Se il problema è più serio e il server resta irraggiungibile, usa la console del provider per disabilitare CSF o ripristinare accesso SSH. I dettagli dipendono dal provider e dalla distro, ma il principio è sempre lo stesso: avere un canale fuori banda prima di applicare un firewall restrittivo.

Se il pacchetto crea incompatibilità con il tuo stack di rete, puoi anche rimuoverlo, ma solo dopo aver ripristinato l’accesso amministrativo:

sudo sh /usr/local/csf/bin/removecsf

Usa questa strada solo se necessario e con un backup completo della configurazione.

Controllo finale operativo

Una configurazione CSF valida su Debian 12 deve soddisfare quattro condizioni: SSH raggiungibile dagli IP autorizzati, porte pubbliche attese aperte, porte non necessarie chiuse, LFD attivo e con log puliti da falsi positivi ripetuti.

Checklist minima:

  1. Accesso admin: SSH funziona dalla tua rete autorizzata.
  2. Servizi pubblici: HTTP/HTTPS rispondono correttamente.
  3. Log: nessun blocco anomalo dei servizi legittimi in /var/log/lfd.log.
  4. Statocsf -s mostra firewall attivo e coerente con la policy.

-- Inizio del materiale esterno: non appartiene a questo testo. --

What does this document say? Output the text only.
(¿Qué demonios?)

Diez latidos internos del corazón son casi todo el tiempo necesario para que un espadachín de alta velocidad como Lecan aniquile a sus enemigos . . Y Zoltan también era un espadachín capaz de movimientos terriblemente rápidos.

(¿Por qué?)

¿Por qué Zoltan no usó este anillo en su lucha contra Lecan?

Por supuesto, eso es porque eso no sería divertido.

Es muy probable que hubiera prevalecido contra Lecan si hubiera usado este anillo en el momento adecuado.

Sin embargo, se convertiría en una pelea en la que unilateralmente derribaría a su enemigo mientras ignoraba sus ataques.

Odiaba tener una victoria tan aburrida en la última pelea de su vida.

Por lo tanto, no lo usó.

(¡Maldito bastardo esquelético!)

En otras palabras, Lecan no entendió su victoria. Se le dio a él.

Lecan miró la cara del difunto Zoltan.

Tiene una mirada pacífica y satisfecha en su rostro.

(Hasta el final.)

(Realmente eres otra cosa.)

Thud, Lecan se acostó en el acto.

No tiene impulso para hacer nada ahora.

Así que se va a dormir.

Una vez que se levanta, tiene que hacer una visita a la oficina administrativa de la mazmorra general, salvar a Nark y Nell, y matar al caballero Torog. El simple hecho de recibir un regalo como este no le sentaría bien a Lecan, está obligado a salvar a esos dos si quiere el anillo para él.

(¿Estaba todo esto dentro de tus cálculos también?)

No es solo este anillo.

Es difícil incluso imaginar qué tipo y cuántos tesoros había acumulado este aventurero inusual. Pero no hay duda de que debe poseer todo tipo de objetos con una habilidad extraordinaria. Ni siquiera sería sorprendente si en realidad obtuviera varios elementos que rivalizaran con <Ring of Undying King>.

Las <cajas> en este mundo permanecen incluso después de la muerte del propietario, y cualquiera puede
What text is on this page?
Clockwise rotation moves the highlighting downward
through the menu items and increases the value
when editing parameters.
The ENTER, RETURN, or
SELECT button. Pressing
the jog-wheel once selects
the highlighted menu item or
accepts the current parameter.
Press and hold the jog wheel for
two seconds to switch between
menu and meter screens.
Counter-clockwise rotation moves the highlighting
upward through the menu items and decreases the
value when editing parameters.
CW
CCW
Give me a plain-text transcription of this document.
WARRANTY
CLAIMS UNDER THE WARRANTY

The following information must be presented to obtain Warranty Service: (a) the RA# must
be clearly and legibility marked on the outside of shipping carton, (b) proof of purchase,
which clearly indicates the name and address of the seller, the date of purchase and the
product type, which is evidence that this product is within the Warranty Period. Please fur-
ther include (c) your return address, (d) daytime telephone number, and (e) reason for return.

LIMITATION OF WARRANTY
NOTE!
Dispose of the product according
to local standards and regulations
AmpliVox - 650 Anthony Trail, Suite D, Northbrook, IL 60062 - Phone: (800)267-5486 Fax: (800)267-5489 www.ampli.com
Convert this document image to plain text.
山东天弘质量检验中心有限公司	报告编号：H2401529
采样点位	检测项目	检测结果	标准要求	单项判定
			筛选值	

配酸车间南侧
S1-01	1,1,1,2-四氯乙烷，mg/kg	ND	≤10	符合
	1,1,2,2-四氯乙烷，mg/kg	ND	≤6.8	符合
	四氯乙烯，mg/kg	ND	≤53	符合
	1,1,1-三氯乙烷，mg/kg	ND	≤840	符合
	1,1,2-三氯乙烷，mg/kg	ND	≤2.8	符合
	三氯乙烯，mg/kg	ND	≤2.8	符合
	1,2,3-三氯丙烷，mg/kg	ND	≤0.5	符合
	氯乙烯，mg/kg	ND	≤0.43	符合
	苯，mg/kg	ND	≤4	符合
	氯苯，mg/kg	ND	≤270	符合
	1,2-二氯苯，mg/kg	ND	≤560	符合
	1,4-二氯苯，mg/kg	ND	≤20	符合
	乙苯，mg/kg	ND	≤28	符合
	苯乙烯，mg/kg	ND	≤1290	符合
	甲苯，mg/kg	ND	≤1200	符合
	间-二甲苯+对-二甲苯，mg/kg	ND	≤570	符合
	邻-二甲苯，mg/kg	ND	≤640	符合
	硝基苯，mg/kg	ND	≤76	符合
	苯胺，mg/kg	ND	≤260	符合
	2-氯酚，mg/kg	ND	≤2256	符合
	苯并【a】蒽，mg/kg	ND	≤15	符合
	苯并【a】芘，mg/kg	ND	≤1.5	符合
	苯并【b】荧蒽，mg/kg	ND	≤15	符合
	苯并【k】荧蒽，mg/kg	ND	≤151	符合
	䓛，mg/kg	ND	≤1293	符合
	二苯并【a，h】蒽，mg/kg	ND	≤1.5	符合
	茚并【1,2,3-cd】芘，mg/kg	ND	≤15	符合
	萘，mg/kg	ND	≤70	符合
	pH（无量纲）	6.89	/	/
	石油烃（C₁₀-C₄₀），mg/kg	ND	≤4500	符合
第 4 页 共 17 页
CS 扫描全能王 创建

Se un servizio non risponde dopo l’attivazione, non partire dalla disinstallazione. Parti da: porta prevista, IP sorgente, log CSF, log del servizio, eventuali regole del provider esterno. Quasi sempre il problema è in uno di questi livelli.

Assunzione operativa: il server espone almeno SSH e servizi web; le porte aggiuntive vanno aperte solo se richieste dal tuo stack reale e dopo aver verificato il piano di rollback.

Quando CSF non basta

CSF è utile, ma non sostituisce hardening di sistema, patching, gestione degli account, MFA, backup e monitoraggio. Se il server ha servizi esposti con credenziali deboli o software non aggiornato, il firewall riduce la superficie ma non risolve il problema alla radice.

Su Debian 12 conviene affiancare CSF a:

  • aggiornamenti regolari di sicurezza;
  • SSH con chiavi e, se possibile, accesso limitato per IP;
  • disabilitazione di servizi inutili;
  • monitoraggio dei log e alert sui blocchi ripetuti;
  • backup testati e ripristinabili.

Se vuoi una protezione consistente, CSF deve stare dentro una strategia, non al posto della strategia. Il firewall è uno strato, non il sistema di sicurezza completo.